Thomas Francis Edwards died a week ago Saturday of natural causes at age 65. That may not sound strange until you consider that Edwards, the convicted killer of a 12-year-old Orange County girl, had been on death row for 22 years.
That's right. Two decades later, the state of California still hadn't carried out a sentence imposed in the mid-1980s. And there's nothing unusual about that. Of the state's 680 death row inmates, 67 have been waiting to die for 25 years or more; nearly 300 have waited 15 years or more.
Today, a death row inmate is more likely to die of old age than to be put to death by the state. Since 1978, when California reinstated capital punishment, 43 have died of natural causes, five more of "other causes," 16 by suicide -- and 14 have been executed, according to the Department of Corrections and Rehabilitation.
Few would disagree that something here is broken. But broken how? Death penalty supporters see those numbers as incontrovertible evidence that inmates and their liberal allies have gamed the system, manipulating it through delays and appeals and stays and other gimmicks to stave off justice indefinitely.
We see it differently. This page has steadfastly opposed the death penalty. We question the morality of state-sponsored killing. We think capital punishment strikes disproportionately at disadvantaged groups, and capriciously at others. We doubt its deterrent effect as well.

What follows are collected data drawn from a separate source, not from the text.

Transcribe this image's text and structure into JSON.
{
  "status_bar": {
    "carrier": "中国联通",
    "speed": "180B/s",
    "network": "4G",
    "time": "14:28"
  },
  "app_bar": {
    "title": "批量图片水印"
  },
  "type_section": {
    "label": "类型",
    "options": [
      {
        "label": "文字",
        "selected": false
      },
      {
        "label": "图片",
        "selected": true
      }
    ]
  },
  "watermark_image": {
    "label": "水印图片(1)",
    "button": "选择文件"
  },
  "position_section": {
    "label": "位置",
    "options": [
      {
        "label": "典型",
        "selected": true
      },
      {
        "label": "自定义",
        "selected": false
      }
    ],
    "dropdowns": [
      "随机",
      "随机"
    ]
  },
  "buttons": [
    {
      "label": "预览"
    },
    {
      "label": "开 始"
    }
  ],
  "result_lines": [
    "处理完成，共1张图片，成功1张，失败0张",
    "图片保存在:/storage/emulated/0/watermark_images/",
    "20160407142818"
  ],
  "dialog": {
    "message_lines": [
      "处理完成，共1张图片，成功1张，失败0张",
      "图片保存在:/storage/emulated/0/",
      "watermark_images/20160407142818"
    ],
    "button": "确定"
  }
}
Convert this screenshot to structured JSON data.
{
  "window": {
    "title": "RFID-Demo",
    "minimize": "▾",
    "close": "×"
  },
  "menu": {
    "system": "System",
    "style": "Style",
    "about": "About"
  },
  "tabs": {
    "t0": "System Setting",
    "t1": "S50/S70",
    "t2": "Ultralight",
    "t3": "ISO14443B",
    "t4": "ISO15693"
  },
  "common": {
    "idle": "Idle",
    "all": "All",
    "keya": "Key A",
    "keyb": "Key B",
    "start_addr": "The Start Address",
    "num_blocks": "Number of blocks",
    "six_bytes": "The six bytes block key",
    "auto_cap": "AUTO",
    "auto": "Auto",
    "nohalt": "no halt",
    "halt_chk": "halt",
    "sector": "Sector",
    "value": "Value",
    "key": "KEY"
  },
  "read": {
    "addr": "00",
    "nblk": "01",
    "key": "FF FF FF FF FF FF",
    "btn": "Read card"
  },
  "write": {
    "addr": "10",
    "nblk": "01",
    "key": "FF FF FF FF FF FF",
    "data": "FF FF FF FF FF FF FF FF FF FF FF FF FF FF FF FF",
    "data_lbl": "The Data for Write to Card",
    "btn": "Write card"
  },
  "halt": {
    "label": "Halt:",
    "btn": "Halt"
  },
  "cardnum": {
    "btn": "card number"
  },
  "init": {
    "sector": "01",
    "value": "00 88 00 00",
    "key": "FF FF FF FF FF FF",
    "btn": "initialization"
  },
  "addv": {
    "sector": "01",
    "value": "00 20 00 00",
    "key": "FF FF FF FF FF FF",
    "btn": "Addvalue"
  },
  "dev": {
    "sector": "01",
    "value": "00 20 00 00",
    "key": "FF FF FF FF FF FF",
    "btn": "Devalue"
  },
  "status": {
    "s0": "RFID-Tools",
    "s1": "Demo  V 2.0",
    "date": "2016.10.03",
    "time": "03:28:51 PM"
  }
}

And those duration-of-stay numbers merely strengthen our opposition. We find it shocking and depressing that California keeps hundreds of people locked up for decades awaiting execution at an estimated additional cost of $63.3 million per year (over and above the normal cost of incarceration) when it could save more than 90% of that by scrapping the system entirely and replacing it with life imprisonment without parole.
That was the conclusion reached by the California Commission on the Fair Administration of Justice last year. It reported, among other things, that seeking the death penalty adds about $500,000 to the cost of a murder trial. And confinement on death row adds $90,000 per inmate each year to the normal cost of incarceration, state corrections officials have said. Multiply that last number by 680 people and then by 15 or 20 years, and, as Sen. Everett Dirksen once said, pretty soon you're talking real money.
California has more death row inmates than any other state, and 20 new ones arrive each year, even though executions have stopped since 2006 while courts examine the legality of the state's lethal- injection protocols.
Inefficiency and costliness are obviously only a small part of what's wrong with the death penalty. But as the commission noted, they create cynicism and disrespect for the rule of law, and increase the emotional trauma of victims' families. Let's end this brutal, anachronistic practice.